So spake the keeper of the shambling kine. Next Odysseus wounded the son of Damastor in close fight with his long spear, and Telemachus wounded Leocritus son of Euenor, right in the flank with his lance, and drave the bronze point clean through, that he fell prone and struck the ground full with his forehead. Then Athene held up her destroying aegis on high from the roof, and their minds were scared, and they fled through the hall, like a drove of kine that the flitting gadfly falls upon and scatters hither and thither in spring time, when the long days begin. But the others set on like vultures of crooked claws and curved beak, that come forth from the mountains and dash upon smaller birds, and these scour low in the plain, stooping in terror from the clouds, while the vultures pounce on them and slay them, and there is no help nor way of flight, and men are glad at the sport; even so did the company of Odysseus set upon the wooers and smite them right and left through the hall; and there rose a hideous moaning as their heads were smitten, and the floor all ran with blood.
Now Leiodes took hold of the knees of Odysseus eagerly, and besought him and spake winged words: “I entreat thee by thy knees, Odysseus, and do thou show mercy on me and have pity. For never yet, I say, have I wronged a maiden in thy halls by froward word or deed, nay I bade the other wooers refrain, whoso of them wrought thus. But they hearkened not unto me to keep their hands from evil. Wherefore they have met a shameful death through their own infatuate deeds. Yet I, the soothsayer among them, that have wrought no evil, shall fall even as they, for no grace abides for good deeds done.”
Then Odysseus of many counsels looked askance at him, and said: “If indeed thou dost avow thee to be the soothsayer of these men, thou art like to have often prayed in the halls that the issue of a glad return might be far from me, and that my dear wife should follow thee and bear thee children; wherefore thou shalt not escape the bitterness of death.”

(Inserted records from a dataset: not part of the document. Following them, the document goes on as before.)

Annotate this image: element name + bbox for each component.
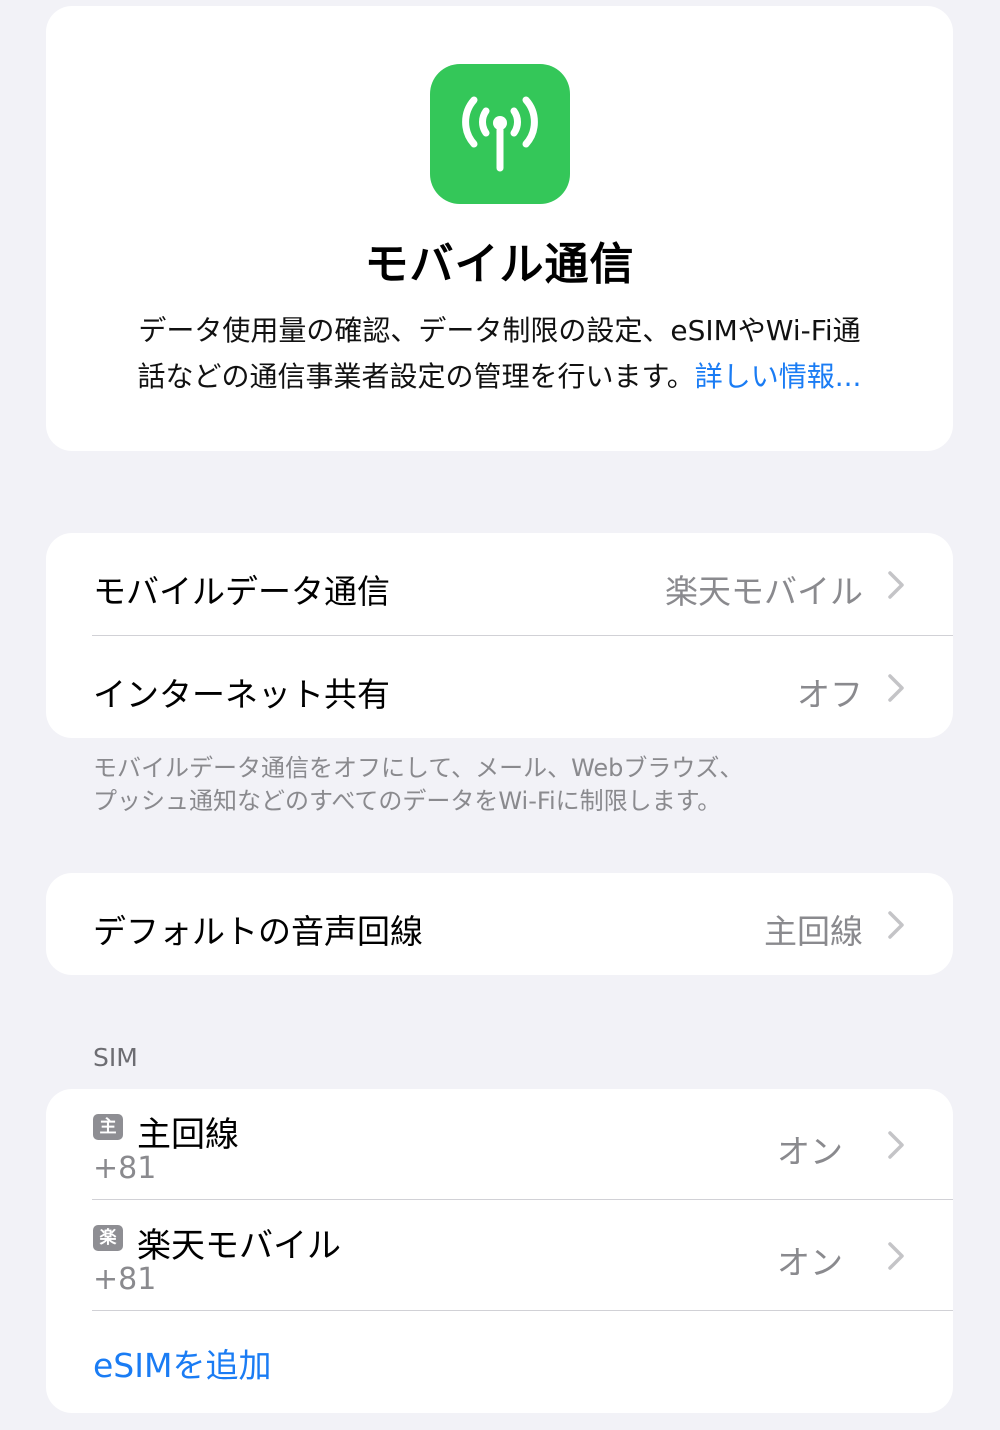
sim-name: 楽天モバイル: [137, 1226, 341, 1266]
default-voice-line-value: 主回線: [764, 912, 863, 951]
sim-badge: 主: [93, 1114, 123, 1140]
sim-number: +81: [93, 1151, 157, 1186]
sim-name: 主回線: [137, 1115, 239, 1155]
sim-status: オン: [777, 1243, 843, 1282]
description-line-2: 話などの通信事業者設定の管理を行います。: [137, 360, 695, 393]
personal-hotspot-label: インターネット共有: [93, 675, 390, 714]
header-description: データ使用量の確認、データ制限の設定、eSIMやWi-Fi通 話などの通信事業者…: [86, 308, 913, 400]
chevron-right-icon: [888, 674, 904, 702]
header-card: モバイル通信 データ使用量の確認、データ制限の設定、eSIMやWi-Fi通 話な…: [46, 6, 953, 451]
mobile-data-row[interactable]: モバイルデータ通信 楽天モバイル: [46, 533, 953, 635]
sim-status: オン: [777, 1132, 843, 1171]
mobile-data-value: 楽天モバイル: [665, 572, 863, 611]
sim-number: +81: [93, 1262, 157, 1297]
chevron-right-icon: [888, 911, 904, 939]
cellular-settings-group: モバイルデータ通信 楽天モバイル インターネット共有 オフ: [46, 533, 953, 738]
add-esim-button[interactable]: eSIMを追加: [93, 1339, 271, 1387]
add-esim-row[interactable]: eSIMを追加: [46, 1311, 953, 1413]
sim-row-rakuten[interactable]: 楽 楽天モバイル +81 オン: [46, 1200, 953, 1310]
personal-hotspot-row[interactable]: インターネット共有 オフ: [46, 636, 953, 738]
cellular-footnote: モバイルデータ通信をオフにして、メール、Webブラウズ、 プッシュ通知などのすべ…: [93, 752, 913, 818]
footnote-line-2: プッシュ通知などのすべてのデータをWi-Fiに制限します。: [93, 787, 722, 815]
description-line-1: データ使用量の確認、データ制限の設定、eSIMやWi-Fi通: [138, 314, 861, 347]
personal-hotspot-value: オフ: [797, 675, 863, 714]
sim-section-header: SIM: [93, 1043, 138, 1072]
sim-group: 主 主回線 +81 オン 楽 楽天モバイル +81 オン eSIMを追加: [46, 1089, 953, 1413]
learn-more-link[interactable]: 詳しい情報...: [695, 360, 862, 393]
page-title: モバイル通信: [364, 239, 635, 290]
sim-row-primary[interactable]: 主 主回線 +81 オン: [46, 1089, 953, 1199]
footnote-line-1: モバイルデータ通信をオフにして、メール、Webブラウズ、: [93, 754, 744, 782]
default-voice-line-row[interactable]: デフォルトの音声回線 主回線: [46, 873, 953, 975]
sim-badge: 楽: [93, 1225, 123, 1251]
default-voice-line-label: デフォルトの音声回線: [93, 912, 423, 951]
antenna-signal-icon: [430, 64, 570, 204]
voice-line-group: デフォルトの音声回線 主回線: [46, 873, 953, 975]
chevron-right-icon: [888, 571, 904, 599]
chevron-right-icon: [888, 1131, 904, 1159]
mobile-data-label: モバイルデータ通信: [93, 572, 390, 611]
chevron-right-icon: [888, 1242, 904, 1270]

Therewith he caught up a sword in his strong hand, that lay where Agelaus had let it fall to the ground when he was slain, and drave it clean through his neck, and as he yet spake his head fell even to the dust.
But the son of Terpes, the minstrel, still sought how he might shun black fate, Phemius, who sang among the wooers of necessity. He stood with the loud lyre in his hand hard by the postern gate, and his heart was divided within him, whether he should slip forth from the hall and sit down by the well-wrought altar of great Zeus of the household court, whereon Laertes and Odysseus had burnt many pieces of the thighs of oxen, or should spring forward and beseech Odysseus by his knees. And as he thought thereupon this seemed to him the better way, to embrace the knees of Odysseus, son of Laertes. So he laid the hollow lyre on the ground between the mixing-bowl and the high seat inlaid with silver, and himself sprang forward and seized Odysseus by the knees, and besought him and spake winged words:
“I entreat thee by thy knees, Odysseus, and do thou show mercy on me and have pity. It will be a sorrow to thyself in the aftertime if thou slayest me who am a minstrel, and sing before gods and men. Yea none has taught me but myself, and the god has put into my heart all manner of lays, and methinks I sing to thee as to a god, wherefore be not eager to cut off my head. And Telemachus will testify of this, thine own dear son, that not by mine own will or desire did I resort to thy house to sing to the wooers at their feasts; but being so many and stronger than I they led me by constraint.”
So he spake, and the mighty prince Telemachus heard him and quickly spake to his father at his side: “Hold thy hand, and wound not this blameless man with the sword; and let us save also the henchman Medon, that ever had charge of me in our house when I was a child, unless perchance Philoetius or the swineherd have already slain him, or he hath met thee in thy raging through the house.”
So he spake, and Medon, wise of heart, heard him. For he lay crouching beneath a high seat, clad about in the new-flayed hide of an ox and shunned black fate. So he rose up quickly from under the seat, and cast off the ox-hide, and sprang forth and caught Telemachus by the knees, and besought him and spake winged words:
“Friend, here am I; prithee stay thy hand and speak to thy father, lest he harm me with the sharp sword in the greatness of his strength, out of his anger for the wooers that wasted his possessions in the halls, and in their folly held thee in no honour.”
And Odysseus of many counsels smiled on him and said: “Take courage, for lo, he has saved thee and delivered thee, that thou mayst know in thy heart, and tell it even to another, how far more excellent are good deeds than evil. But go forth from the halls and sit down in the court apart from the slaughter, thou and the full-voiced minstrel, till I have accomplished all that I must needs do in the house.”